We successfully synthesized a tough and anisotropic squid/PAAm DN hydrogel using the squid mantle as a primary network. The DN gel was prepared using a low-energy process by leaving the precursor at 65 °C for 10 h. The tensile properties of the squid/PAAm DN gels were significantly enhanced relative to those of untreated squid while maintaining the anisotropy from the squid mantle muscle. In addition, a squid/PAAm DN gel could serve as a material with remarkable fracture resistance, where cracks would be less likely to propagate across muscle fibers. The introduced PAAm could function as an artificial connective tissue that strongly bound to the muscle fibers of squid and provided elasticity and stability to the material. To date, we do not have evidence of interactions between the squid muscle fibers and PAAm. Thus, the effects of the gel−fiber interaction on the mechanical and fracture properties of the materials were not clear, which was a limitation of this study that should be investigated in the future.

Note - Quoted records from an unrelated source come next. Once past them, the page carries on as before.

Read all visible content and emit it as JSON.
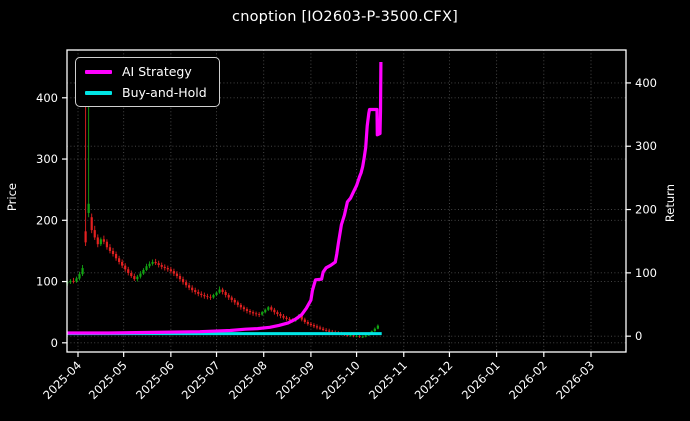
{
  "title": "cnoption [IO2603-P-3500.CFX]",
  "legend": {
    "items": [
      {
        "label": "AI Strategy",
        "color": "#ff00ff"
      },
      {
        "label": "Buy-and-Hold",
        "color": "#00e5e5"
      }
    ]
  },
  "axes": {
    "left": {
      "label": "Price",
      "tick_labels": [
        "0",
        "100",
        "200",
        "300",
        "400"
      ]
    },
    "right": {
      "label": "Return",
      "tick_labels": [
        "0",
        "100",
        "200",
        "300",
        "400"
      ]
    },
    "x": {
      "tick_labels": [
        "2025-04",
        "2025-05",
        "2025-06",
        "2025-07",
        "2025-08",
        "2025-09",
        "2025-10",
        "2025-11",
        "2025-12",
        "2026-01",
        "2026-02",
        "2026-03"
      ]
    }
  },
  "chart_data": {
    "type": "candlestick",
    "title": "cnoption [IO2603-P-3500.CFX]",
    "background": "#000000",
    "foreground": "#ffffff",
    "grid": {
      "show": true,
      "style": "dotted",
      "color": "#9a9a9a"
    },
    "x_axis": {
      "unit": "days since 2025-04-01",
      "tick_labels": [
        "2025-04",
        "2025-05",
        "2025-06",
        "2025-07",
        "2025-08",
        "2025-09",
        "2025-10",
        "2025-11",
        "2025-12",
        "2026-01",
        "2026-02",
        "2026-03"
      ],
      "tick_days": [
        0,
        30,
        61,
        91,
        122,
        153,
        183,
        214,
        244,
        275,
        306,
        337
      ],
      "range_days": [
        -7.2,
        360
      ]
    },
    "price_axis": {
      "label": "Price",
      "ticks": [
        0,
        100,
        200,
        300,
        400
      ],
      "range": [
        -15,
        478
      ]
    },
    "return_axis": {
      "label": "Return",
      "ticks": [
        0,
        100,
        200,
        300,
        400
      ],
      "range": [
        -25,
        452
      ]
    },
    "candles": {
      "columns": [
        "day",
        "open",
        "high",
        "low",
        "close"
      ],
      "up_color": "#12a412",
      "down_color": "#e32020",
      "rows": [
        [
          -7,
          97,
          102,
          93,
          99
        ],
        [
          -5,
          99,
          104,
          96,
          101
        ],
        [
          -3,
          101,
          106,
          97,
          100
        ],
        [
          -1,
          100,
          108,
          98,
          105
        ],
        [
          1,
          105,
          116,
          102,
          112
        ],
        [
          3,
          112,
          127,
          109,
          122
        ],
        [
          5,
          182,
          395,
          158,
          164
        ],
        [
          7,
          212,
          388,
          205,
          227
        ],
        [
          9,
          205,
          211,
          179,
          184
        ],
        [
          11,
          184,
          191,
          168,
          172
        ],
        [
          13,
          172,
          177,
          156,
          161
        ],
        [
          15,
          161,
          172,
          158,
          169
        ],
        [
          17,
          169,
          175,
          161,
          165
        ],
        [
          19,
          165,
          169,
          152,
          156
        ],
        [
          21,
          156,
          161,
          146,
          150
        ],
        [
          23,
          150,
          155,
          141,
          145
        ],
        [
          25,
          145,
          149,
          134,
          138
        ],
        [
          27,
          138,
          142,
          128,
          132
        ],
        [
          29,
          132,
          136,
          122,
          126
        ],
        [
          31,
          126,
          130,
          116,
          120
        ],
        [
          33,
          120,
          124,
          110,
          114
        ],
        [
          35,
          114,
          118,
          106,
          109
        ],
        [
          37,
          109,
          113,
          101,
          104
        ],
        [
          39,
          104,
          111,
          100,
          108
        ],
        [
          41,
          108,
          117,
          105,
          113
        ],
        [
          43,
          113,
          122,
          111,
          119
        ],
        [
          45,
          119,
          129,
          117,
          125
        ],
        [
          47,
          125,
          133,
          122,
          129
        ],
        [
          49,
          129,
          136,
          126,
          132
        ],
        [
          51,
          132,
          137,
          127,
          130
        ],
        [
          53,
          130,
          134,
          123,
          127
        ],
        [
          55,
          127,
          131,
          120,
          124
        ],
        [
          57,
          124,
          128,
          118,
          122
        ],
        [
          59,
          122,
          126,
          116,
          120
        ],
        [
          61,
          120,
          124,
          113,
          117
        ],
        [
          63,
          117,
          121,
          109,
          113
        ],
        [
          65,
          113,
          117,
          105,
          109
        ],
        [
          67,
          109,
          113,
          100,
          104
        ],
        [
          69,
          104,
          108,
          95,
          99
        ],
        [
          71,
          99,
          103,
          90,
          94
        ],
        [
          73,
          94,
          98,
          86,
          90
        ],
        [
          75,
          90,
          94,
          82,
          86
        ],
        [
          77,
          86,
          90,
          79,
          83
        ],
        [
          79,
          83,
          87,
          76,
          80
        ],
        [
          81,
          80,
          84,
          74,
          78
        ],
        [
          83,
          78,
          82,
          72,
          76
        ],
        [
          85,
          76,
          80,
          71,
          75
        ],
        [
          87,
          75,
          79,
          70,
          74
        ],
        [
          89,
          74,
          80,
          72,
          78
        ],
        [
          91,
          78,
          84,
          76,
          82
        ],
        [
          93,
          82,
          92,
          80,
          87
        ],
        [
          95,
          87,
          90,
          79,
          83
        ],
        [
          97,
          83,
          86,
          74,
          78
        ],
        [
          99,
          78,
          81,
          70,
          74
        ],
        [
          101,
          74,
          77,
          66,
          70
        ],
        [
          103,
          70,
          73,
          62,
          66
        ],
        [
          105,
          66,
          69,
          58,
          62
        ],
        [
          107,
          62,
          65,
          54,
          58
        ],
        [
          109,
          58,
          61,
          51,
          55
        ],
        [
          111,
          55,
          58,
          48,
          52
        ],
        [
          113,
          52,
          55,
          46,
          50
        ],
        [
          115,
          50,
          53,
          44,
          48
        ],
        [
          117,
          48,
          51,
          43,
          47
        ],
        [
          119,
          47,
          50,
          42,
          46
        ],
        [
          121,
          46,
          52,
          44,
          50
        ],
        [
          123,
          50,
          56,
          48,
          54
        ],
        [
          125,
          54,
          60,
          52,
          58
        ],
        [
          127,
          58,
          61,
          51,
          54
        ],
        [
          129,
          54,
          57,
          46,
          50
        ],
        [
          131,
          50,
          53,
          43,
          47
        ],
        [
          133,
          47,
          50,
          40,
          44
        ],
        [
          135,
          44,
          47,
          38,
          41
        ],
        [
          137,
          41,
          44,
          36,
          39
        ],
        [
          139,
          39,
          42,
          34,
          37
        ],
        [
          141,
          37,
          40,
          33,
          36
        ],
        [
          143,
          36,
          42,
          34,
          40
        ],
        [
          145,
          40,
          47,
          38,
          44
        ],
        [
          147,
          44,
          46,
          35,
          38
        ],
        [
          149,
          38,
          41,
          31,
          34
        ],
        [
          151,
          34,
          37,
          28,
          31
        ],
        [
          153,
          31,
          34,
          26,
          29
        ],
        [
          155,
          29,
          32,
          24,
          27
        ],
        [
          157,
          27,
          30,
          22,
          25
        ],
        [
          159,
          25,
          28,
          21,
          23
        ],
        [
          161,
          23,
          26,
          19,
          21
        ],
        [
          163,
          21,
          24,
          18,
          20
        ],
        [
          165,
          20,
          23,
          16,
          18
        ],
        [
          167,
          18,
          21,
          15,
          17
        ],
        [
          169,
          17,
          20,
          14,
          16
        ],
        [
          171,
          16,
          19,
          13,
          15
        ],
        [
          173,
          15,
          18,
          12,
          14
        ],
        [
          175,
          14,
          17,
          11,
          13
        ],
        [
          177,
          13,
          16,
          10,
          12
        ],
        [
          179,
          12,
          15,
          10,
          12
        ],
        [
          181,
          12,
          14,
          9,
          11
        ],
        [
          183,
          11,
          13,
          9,
          11
        ],
        [
          185,
          11,
          13,
          8,
          10
        ],
        [
          187,
          10,
          12,
          8,
          10
        ],
        [
          189,
          10,
          13,
          9,
          12
        ],
        [
          191,
          12,
          16,
          11,
          15
        ],
        [
          193,
          15,
          20,
          14,
          19
        ],
        [
          195,
          19,
          25,
          18,
          23
        ],
        [
          197,
          23,
          30,
          22,
          28
        ]
      ]
    },
    "series": [
      {
        "name": "AI Strategy",
        "axis": "return",
        "color": "#ff00ff",
        "width": 3.2,
        "points": [
          [
            -7,
            5
          ],
          [
            20,
            5
          ],
          [
            50,
            6
          ],
          [
            80,
            7
          ],
          [
            100,
            9
          ],
          [
            110,
            11
          ],
          [
            118,
            12
          ],
          [
            126,
            14
          ],
          [
            132,
            17
          ],
          [
            138,
            21
          ],
          [
            143,
            27
          ],
          [
            147,
            34
          ],
          [
            150,
            44
          ],
          [
            153,
            57
          ],
          [
            154,
            72
          ],
          [
            156,
            89
          ],
          [
            160,
            90
          ],
          [
            161,
            101
          ],
          [
            163,
            108
          ],
          [
            166,
            112
          ],
          [
            169,
            117
          ],
          [
            170,
            130
          ],
          [
            171,
            146
          ],
          [
            173,
            176
          ],
          [
            175,
            191
          ],
          [
            177,
            212
          ],
          [
            179,
            218
          ],
          [
            181,
            228
          ],
          [
            183,
            238
          ],
          [
            185,
            252
          ],
          [
            186,
            258
          ],
          [
            187,
            268
          ],
          [
            188,
            282
          ],
          [
            189,
            298
          ],
          [
            190,
            332
          ],
          [
            191,
            352
          ],
          [
            191.5,
            358
          ],
          [
            196.4,
            358
          ],
          [
            196.6,
            318
          ],
          [
            198.4,
            320
          ],
          [
            198.7,
            355
          ],
          [
            199,
            433
          ]
        ]
      },
      {
        "name": "Buy-and-Hold",
        "axis": "return",
        "color": "#00e5e5",
        "width": 3,
        "points": [
          [
            -7,
            4
          ],
          [
            199.5,
            4
          ]
        ]
      }
    ]
  }
}
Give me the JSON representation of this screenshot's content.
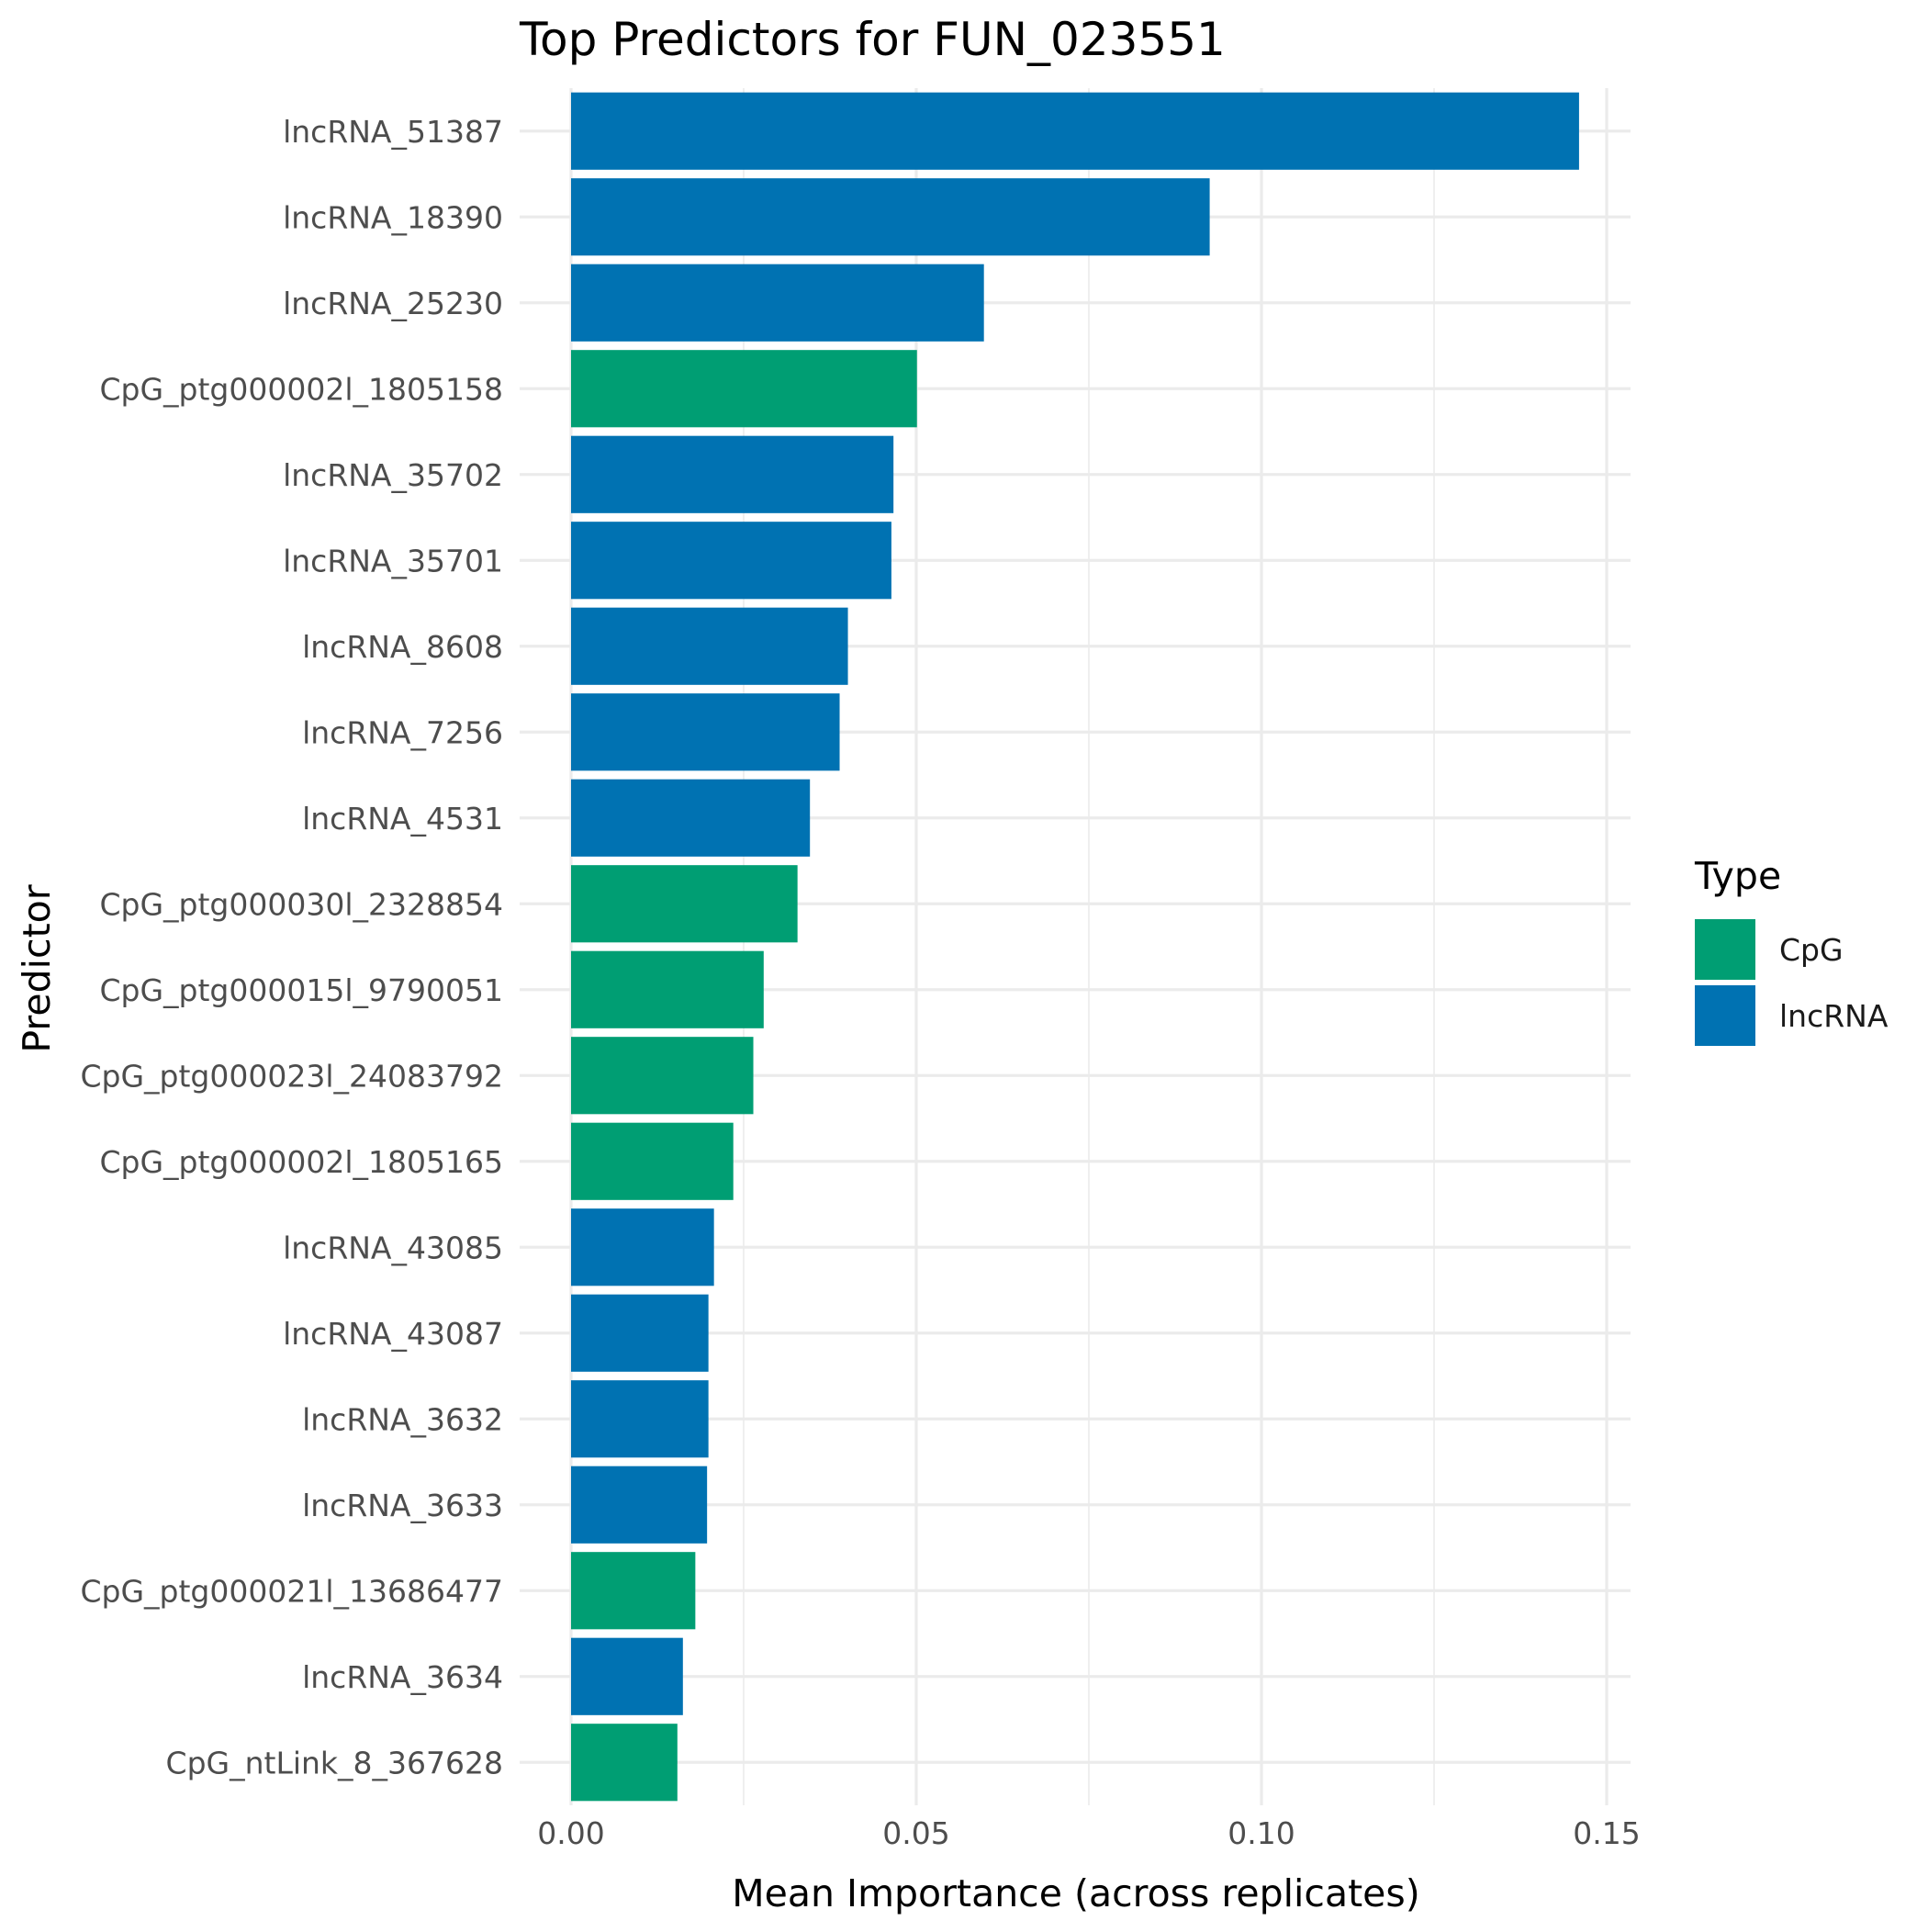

The squid/PAAm DN gel would be potentially useful as load-bearing artificial fibrous tissues, such as artificial ligaments and tendons. The basic criteria of artificial fibrous tissues were biocompatibility, high fracture resistance, and high elastic modulus. The squid/PAAm DN gel was potentially biocompatible after removing residual unreacted monomers (Supplementary Fig. 6), and it exhibited excellent fracture toughness. Unfortunately, the elastic modulus was not sufficient at this point for this purpose and had to be improved by modifying the compositions of the two components.

As shown by the squid/PAAm DN gels in this paper, the preparation of natural/synthetic DN gels was an effective and general method for producing tough DN gels with outstanding functions derived from the anisotropy characteristics of biological products. Anisotropy and related mechanical functions were controllable by choosing natural products for the primary network. The study of natural/synthetic DN gels would aid the development of anisotropic gels with elaborate structures and functions for more practical applications.